Anti-Nuclear Activists in India Warn of Ignorance


NEW DELHI -- Unlike their Western counterparts, India's antinuclear activists are a lonely bunch.

But talk of a potential nuclear conflict between India and Pakistan has suddenly raised their profile with a recent cover story in the country's leading news magazine, India Today, showing people fleeing a giant mushroom cloud and a headline, "What If?"

Still, India's antinuclear movement says there is huge ignorance about the devastating consequences of a nuclear war in a country where hundreds of millions of people have to devote their energy to eking out a subsistence living.

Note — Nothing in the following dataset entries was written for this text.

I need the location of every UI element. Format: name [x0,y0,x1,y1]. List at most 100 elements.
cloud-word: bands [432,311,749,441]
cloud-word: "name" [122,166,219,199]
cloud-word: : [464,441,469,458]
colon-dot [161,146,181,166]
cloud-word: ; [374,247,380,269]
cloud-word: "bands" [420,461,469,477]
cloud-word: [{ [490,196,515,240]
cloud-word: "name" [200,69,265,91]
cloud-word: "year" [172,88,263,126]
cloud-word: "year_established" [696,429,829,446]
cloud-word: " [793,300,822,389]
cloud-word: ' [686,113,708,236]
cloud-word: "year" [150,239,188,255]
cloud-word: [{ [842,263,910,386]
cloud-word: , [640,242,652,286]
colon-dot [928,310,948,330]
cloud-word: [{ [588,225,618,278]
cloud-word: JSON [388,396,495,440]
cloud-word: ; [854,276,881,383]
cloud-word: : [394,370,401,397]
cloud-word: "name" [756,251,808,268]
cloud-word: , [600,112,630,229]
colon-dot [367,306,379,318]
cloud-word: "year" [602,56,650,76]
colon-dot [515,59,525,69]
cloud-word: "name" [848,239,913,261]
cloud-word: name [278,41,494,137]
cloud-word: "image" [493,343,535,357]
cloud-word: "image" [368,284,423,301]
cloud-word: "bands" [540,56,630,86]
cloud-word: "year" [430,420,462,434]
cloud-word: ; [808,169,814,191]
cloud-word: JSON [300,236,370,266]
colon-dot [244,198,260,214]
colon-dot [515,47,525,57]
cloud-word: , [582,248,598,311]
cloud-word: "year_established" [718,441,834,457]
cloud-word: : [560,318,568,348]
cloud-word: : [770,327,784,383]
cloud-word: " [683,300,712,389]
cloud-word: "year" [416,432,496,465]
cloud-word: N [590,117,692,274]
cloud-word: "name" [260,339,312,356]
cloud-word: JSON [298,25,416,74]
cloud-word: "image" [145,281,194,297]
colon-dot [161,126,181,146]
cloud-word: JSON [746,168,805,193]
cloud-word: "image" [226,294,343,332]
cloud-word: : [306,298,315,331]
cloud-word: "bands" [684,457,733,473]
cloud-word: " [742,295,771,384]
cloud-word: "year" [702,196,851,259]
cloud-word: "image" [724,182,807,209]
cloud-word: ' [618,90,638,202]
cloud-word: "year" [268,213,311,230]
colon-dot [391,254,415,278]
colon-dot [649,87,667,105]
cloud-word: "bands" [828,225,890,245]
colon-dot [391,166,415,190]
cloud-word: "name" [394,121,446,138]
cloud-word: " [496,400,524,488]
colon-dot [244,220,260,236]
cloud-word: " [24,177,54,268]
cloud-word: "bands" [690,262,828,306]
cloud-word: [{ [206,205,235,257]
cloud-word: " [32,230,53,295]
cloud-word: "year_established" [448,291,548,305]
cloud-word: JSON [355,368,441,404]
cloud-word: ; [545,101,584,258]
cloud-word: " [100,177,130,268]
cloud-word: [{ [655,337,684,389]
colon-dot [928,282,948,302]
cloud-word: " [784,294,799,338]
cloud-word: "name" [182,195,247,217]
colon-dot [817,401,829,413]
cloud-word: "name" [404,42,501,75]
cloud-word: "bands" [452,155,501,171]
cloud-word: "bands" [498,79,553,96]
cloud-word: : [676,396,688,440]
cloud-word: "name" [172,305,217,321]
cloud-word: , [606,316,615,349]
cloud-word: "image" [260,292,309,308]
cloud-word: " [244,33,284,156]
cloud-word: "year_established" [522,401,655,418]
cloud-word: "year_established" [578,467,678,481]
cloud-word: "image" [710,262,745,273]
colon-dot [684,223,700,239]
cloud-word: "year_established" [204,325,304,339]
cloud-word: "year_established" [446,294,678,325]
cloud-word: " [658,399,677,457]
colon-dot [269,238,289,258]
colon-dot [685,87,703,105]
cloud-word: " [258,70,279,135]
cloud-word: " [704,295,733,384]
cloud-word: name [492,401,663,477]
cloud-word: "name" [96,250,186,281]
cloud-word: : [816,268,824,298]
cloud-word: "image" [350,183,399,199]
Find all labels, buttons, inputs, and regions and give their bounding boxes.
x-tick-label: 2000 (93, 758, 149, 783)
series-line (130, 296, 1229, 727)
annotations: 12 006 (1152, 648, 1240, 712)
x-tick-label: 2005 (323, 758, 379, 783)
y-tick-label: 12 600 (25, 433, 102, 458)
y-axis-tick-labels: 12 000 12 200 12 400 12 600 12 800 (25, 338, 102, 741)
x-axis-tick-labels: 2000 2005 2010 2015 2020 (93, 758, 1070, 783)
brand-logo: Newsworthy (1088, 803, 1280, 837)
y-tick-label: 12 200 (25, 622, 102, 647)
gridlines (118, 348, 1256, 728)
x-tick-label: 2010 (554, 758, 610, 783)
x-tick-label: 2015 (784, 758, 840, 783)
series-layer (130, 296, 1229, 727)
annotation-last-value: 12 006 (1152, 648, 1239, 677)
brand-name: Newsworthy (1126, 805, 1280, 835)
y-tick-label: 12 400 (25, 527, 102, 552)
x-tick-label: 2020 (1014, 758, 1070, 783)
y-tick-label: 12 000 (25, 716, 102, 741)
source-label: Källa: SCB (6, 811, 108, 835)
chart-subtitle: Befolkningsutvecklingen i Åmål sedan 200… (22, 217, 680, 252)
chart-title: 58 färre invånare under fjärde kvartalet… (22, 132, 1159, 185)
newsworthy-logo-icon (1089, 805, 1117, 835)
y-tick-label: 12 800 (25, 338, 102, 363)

"People in India are preoccupied with everyday problems and don't know what nuclear weapons are - they don't even know the fact that even a 'limited' nuclear war can kill millions," said Achin Vanaik, an executive member of the Coalition for Nuclear Peace and Disarmament.

In India, antinuclear activists are often accused of being unpatriotic because the country's membership in the nuclear club is seen by many as affirmation of its big power status, Vanaik said in an interview.

The antinuclear coalition, which bands together doctors, scientists, academics, social activists and writers, and runs on a shoestring out of members' homes, was founded two years after India held nuclear tests in 1998.